Politics 22 April 2026 Daily Monitor (Uganda)
Qadhis Courts Bill Risks Dividing Uganda's Legal System, Warns Lawyer
A proposed bill to formalize Qadhis Courts for Sharia-based adjudication in family matters threatens Uganda's unified secular legal framework and equality principles, argues lawyer Rebecca Karagwa. She urges keeping faith-based mediation voluntary and private to avoid fragmentation and rights violations. Source: https://www.monitor.co.ug/uganda/oped/commentary/legal-reforms-should-unite-not-divide-5433248
Uganda’s Parliament granted leave in August 2025 for a private member’s bill to operationalize Qadhis Courts under Article 129(1)(d) of the Constitution, as notified in the February 27 Uganda Gazette. Proponents claim it fills legislative gaps for existing Sharia courts handling marriage, divorce, inheritance, and family disputes.
Lawyer Rebecca Karagwa acknowledges the valid aim of improving access to justice but warns against the bill’s approach. She argues it would create a parallel legal system based on religion, undermining Uganda’s secular unified laws and Article 21’s guarantee of equal protection regardless of creed.
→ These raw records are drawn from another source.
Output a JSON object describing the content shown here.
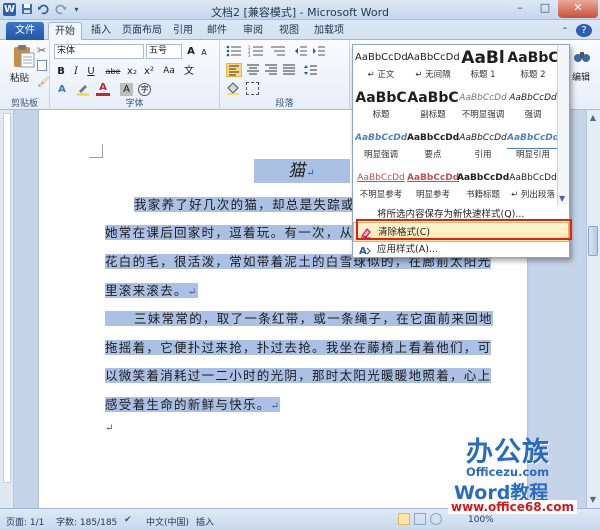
{
  "window": {
    "title": "文档2 [兼容模式] - Microsoft Word",
    "minimize": "–",
    "maximize": "□",
    "close": "✕",
    "app_icon_letter": "W",
    "qa_icons": [
      "save-icon",
      "undo-icon",
      "redo-icon"
    ]
  },
  "tabs": [
    "文件",
    "开始",
    "插入",
    "页面布局",
    "引用",
    "邮件",
    "审阅",
    "视图",
    "加载项"
  ],
  "help": "?",
  "ribbon": {
    "clipboard": {
      "paste_label": "粘贴",
      "group_label": "剪贴板"
    },
    "font": {
      "name": "宋体",
      "size": "五号",
      "group_label": "字体",
      "bold": "B",
      "italic": "I",
      "underline": "U",
      "strike": "abe",
      "subscript": "x₂",
      "superscript": "x²",
      "grow": "A",
      "shrink": "A",
      "color_a": "A",
      "aa": "Aa",
      "wen": "文",
      "char_a": "A"
    },
    "paragraph": {
      "group_label": "段落"
    },
    "editing": {
      "label": "编辑"
    }
  },
  "document": {
    "title": "猫",
    "lines": [
      {
        "text": "我家养了好几次的猫，却总是失踪或死",
        "indent": true
      },
      {
        "text": "她常在课后回家时，逗着玩。有一次，从隔壁要来一只小猫，",
        "indent": false
      },
      {
        "text": "花白的毛，很活泼，常如带着泥土的白雪球似的，在廊前太阳光",
        "indent": false
      },
      {
        "text": "里滚来滚去。",
        "indent": false
      },
      {
        "text": "三妹常常的，取了一条红带，或一条绳子，在它面前来回地",
        "indent": true
      },
      {
        "text": "拖摇着，它便扑过来抢，扑过去抢。我坐在藤椅上看着他们，可",
        "indent": false
      },
      {
        "text": "以微笑着消耗过一二小时的光阴，那时太阳光暖暖地照着，心上",
        "indent": false
      },
      {
        "text": "感受着生命的新鲜与快乐。",
        "indent": false
      }
    ],
    "pilcrow": "↵"
  },
  "styles_gallery": {
    "items": [
      {
        "preview": "AaBbCcDd",
        "name": "↵ 正文"
      },
      {
        "preview": "AaBbCcDd",
        "name": "↵ 无间隔"
      },
      {
        "preview": "AaBl",
        "name": "标题 1"
      },
      {
        "preview": "AaBbC",
        "name": "标题 2"
      },
      {
        "preview": "AaBbC",
        "name": "标题"
      },
      {
        "preview": "AaBbC",
        "name": "副标题"
      },
      {
        "preview": "AaBbCcDd",
        "name": "不明显强调"
      },
      {
        "preview": "AaBbCcDd",
        "name": "强调"
      },
      {
        "preview": "AaBbCcDd",
        "name": "明显强调"
      },
      {
        "preview": "AaBbCcDd",
        "name": "要点"
      },
      {
        "preview": "AaBbCcDd",
        "name": "引用"
      },
      {
        "preview": "AaBbCcDd",
        "name": "明显引用"
      },
      {
        "preview": "AaBbCcDd",
        "name": "不明显参考"
      },
      {
        "preview": "AaBbCcDd",
        "name": "明显参考"
      },
      {
        "preview": "AaBbCcDd",
        "name": "书籍标题"
      },
      {
        "preview": "AaBbCcDd",
        "name": "↵ 列出段落"
      }
    ],
    "menu": [
      "将所选内容保存为新快速样式(Q)...",
      "清除格式(C)",
      "应用样式(A)..."
    ]
  },
  "statusbar": {
    "page": "页面: 1/1",
    "words": "字数: 185/185",
    "lang": "中文(中国)",
    "mode": "插入",
    "zoom": "100%",
    "minus": "−",
    "plus": "+"
  },
  "watermark": {
    "logo": "办公族",
    "domain": "Officezu.com",
    "product": "Word教程",
    "url": "www.office68.com"
  },
  "colors": {
    "accent": "#1f57a8",
    "selection": "#aac0e4",
    "highlight_box": "#e02020"
  }
}
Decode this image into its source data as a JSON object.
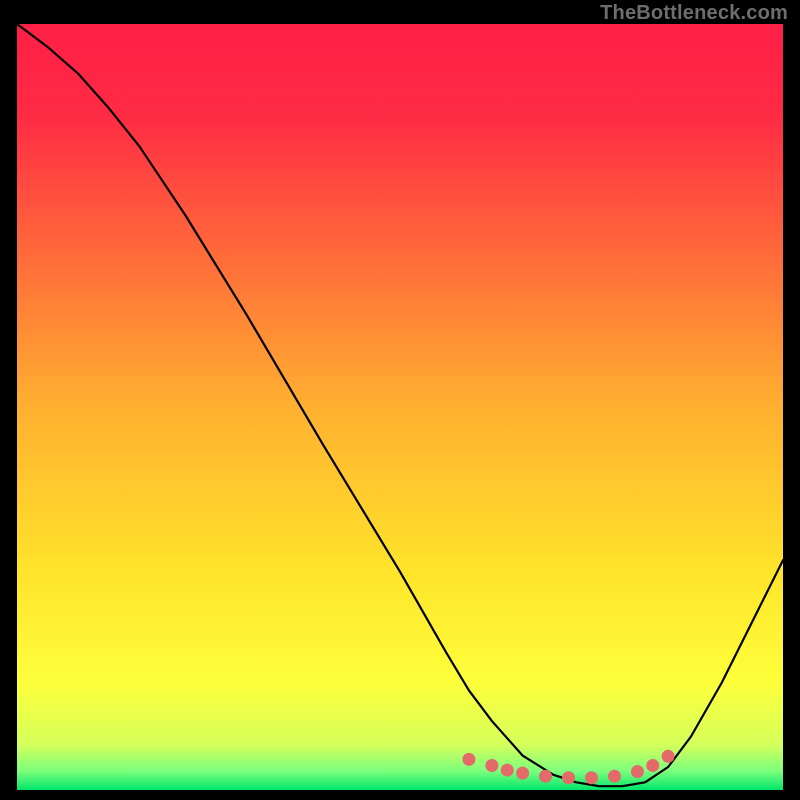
{
  "attribution": "TheBottleneck.com",
  "chart_data": {
    "type": "line",
    "title": "",
    "xlabel": "",
    "ylabel": "",
    "xlim": [
      0,
      100
    ],
    "ylim": [
      0,
      100
    ],
    "background_gradient": {
      "stops": [
        {
          "offset": 0.0,
          "color": "#ff1f47"
        },
        {
          "offset": 0.12,
          "color": "#ff2b44"
        },
        {
          "offset": 0.3,
          "color": "#ff6a3a"
        },
        {
          "offset": 0.5,
          "color": "#ffb030"
        },
        {
          "offset": 0.72,
          "color": "#ffe52a"
        },
        {
          "offset": 0.86,
          "color": "#fdff3a"
        },
        {
          "offset": 0.94,
          "color": "#d6ff5a"
        },
        {
          "offset": 0.975,
          "color": "#7dff7d"
        },
        {
          "offset": 1.0,
          "color": "#00e66b"
        }
      ]
    },
    "curve": {
      "x": [
        0,
        4,
        8,
        12,
        16,
        22,
        30,
        40,
        50,
        56,
        59,
        62,
        66,
        70,
        73,
        76,
        79,
        82,
        85,
        88,
        92,
        96,
        100
      ],
      "y": [
        100,
        97,
        93.5,
        89,
        84,
        75,
        62,
        45,
        28.5,
        18,
        13,
        9,
        4.5,
        2,
        1,
        0.5,
        0.5,
        1,
        3,
        7,
        14,
        22,
        30
      ]
    },
    "valley_marker": {
      "color": "#e46a6a",
      "x": [
        59,
        62,
        64,
        66,
        69,
        72,
        75,
        78,
        81,
        83,
        85
      ],
      "y": [
        4.0,
        3.2,
        2.6,
        2.2,
        1.8,
        1.6,
        1.6,
        1.8,
        2.4,
        3.2,
        4.4
      ]
    }
  }
}
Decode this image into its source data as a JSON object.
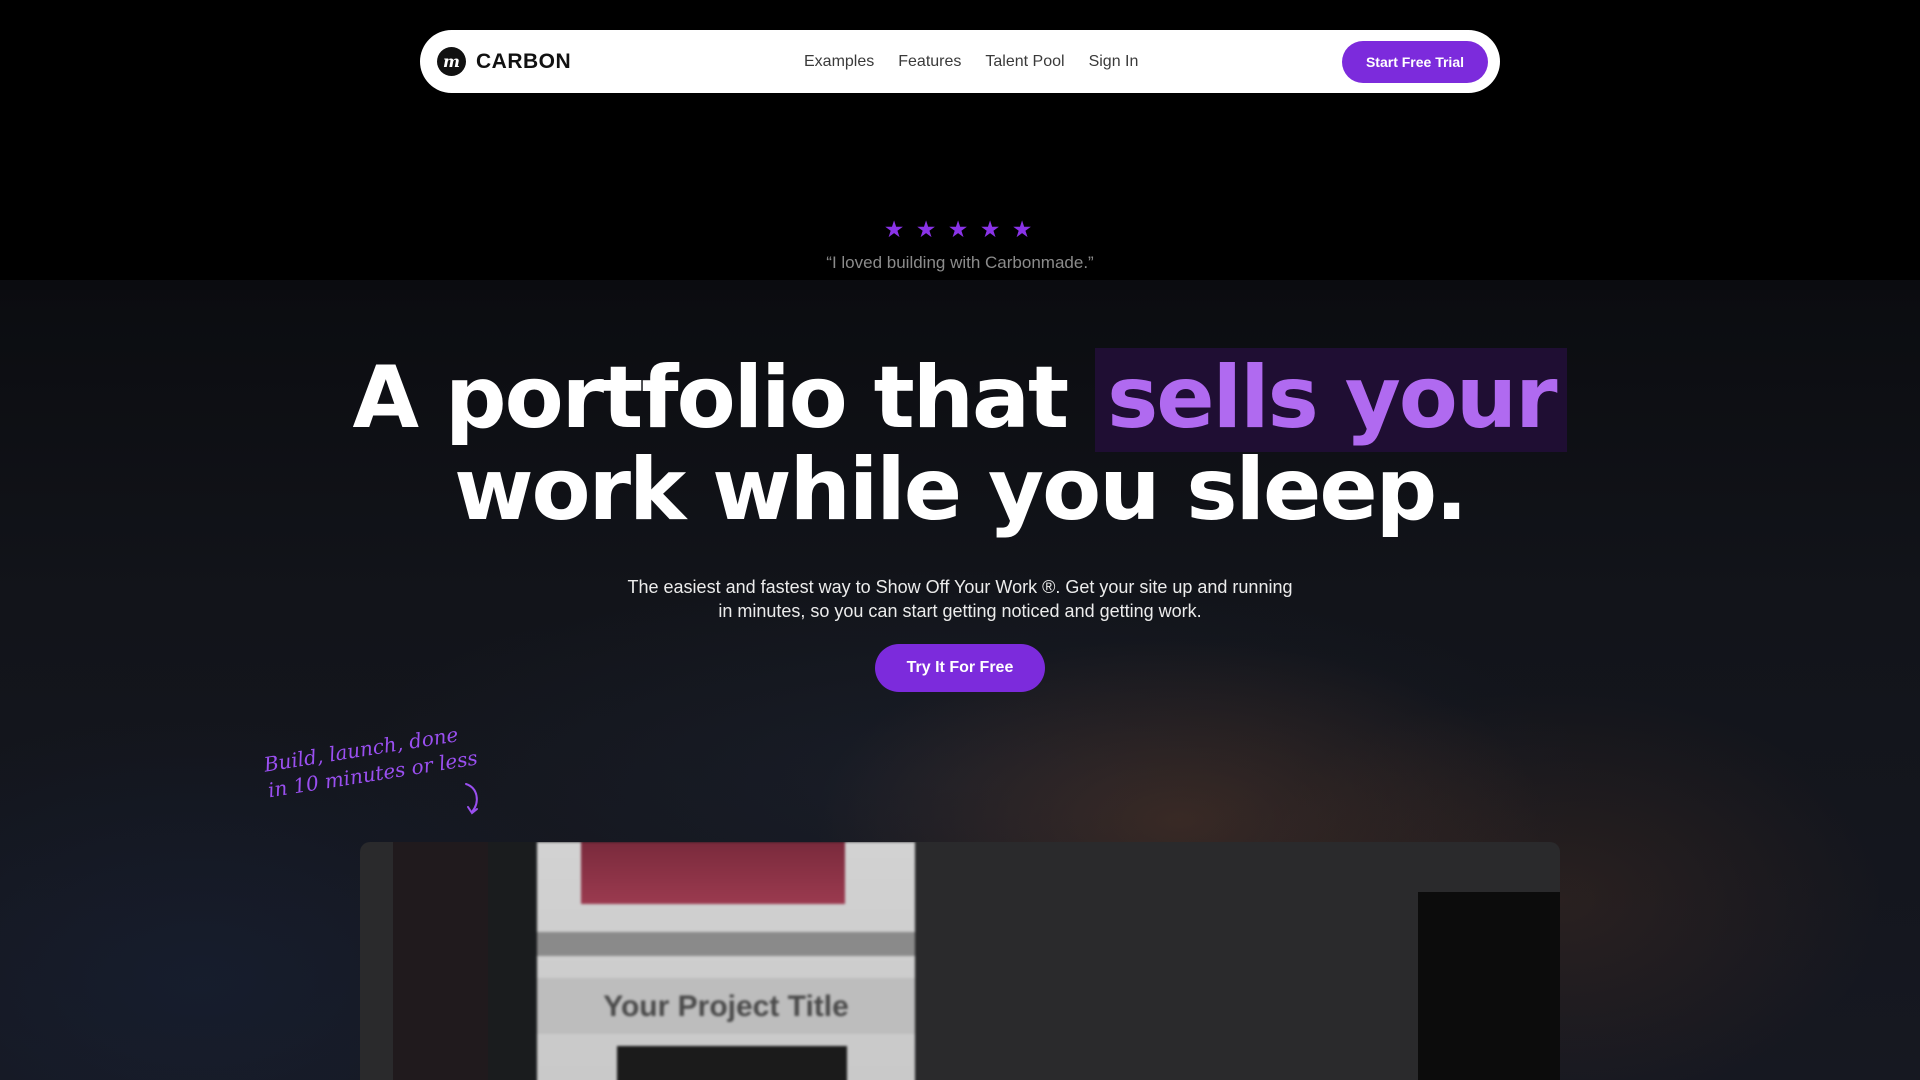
{
  "nav": {
    "logo_word": "CARBON",
    "links": [
      "Examples",
      "Features",
      "Talent Pool",
      "Sign In"
    ],
    "cta": "Start Free Trial"
  },
  "rating": {
    "stars": 5,
    "quote": "“I loved building with Carbonmade.”"
  },
  "hero": {
    "headline_part1": "A portfolio that",
    "headline_highlight": "sells your",
    "headline_part2": "work while you sleep.",
    "sub_line1": "The easiest and fastest way to Show Off Your Work ®. Get your site up and running",
    "sub_line2": "in minutes, so you can start getting noticed and getting work.",
    "cta": "Try It For Free"
  },
  "note": {
    "line1": "Build, launch, done",
    "line2": "in 10 minutes or less"
  },
  "preview": {
    "project_title": "Your Project Title"
  },
  "colors": {
    "accent": "#7c2bdc",
    "highlight_text": "#b06af0",
    "highlight_bg": "#1f0e33",
    "background": "#000000"
  }
}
Karagwa highlights risks of unequal citizenship, especially in interfaith cases where non-Muslims could face Sharia jurisdiction. She points to traditional Sharia rules treating women’s testimony as half that of men’s in financial matters and excluding it in some criminal cases, clashing with constitutional equality.
The bill could also infringe on freedom of religion by not recognizing apostasy from Islam in some interpretations. Jurisdictional conflicts, limited transparency, and potential expansion beyond family law would add confusion, similar to issues with customary law that often harm women.
Instead, Karagwa recommends keeping faith-based mediation voluntary and private, without delegating judicial power to religious councils. She calls for strengthening the existing judiciary to make it more accessible and efficient, ensuring reforms unite rather than divide.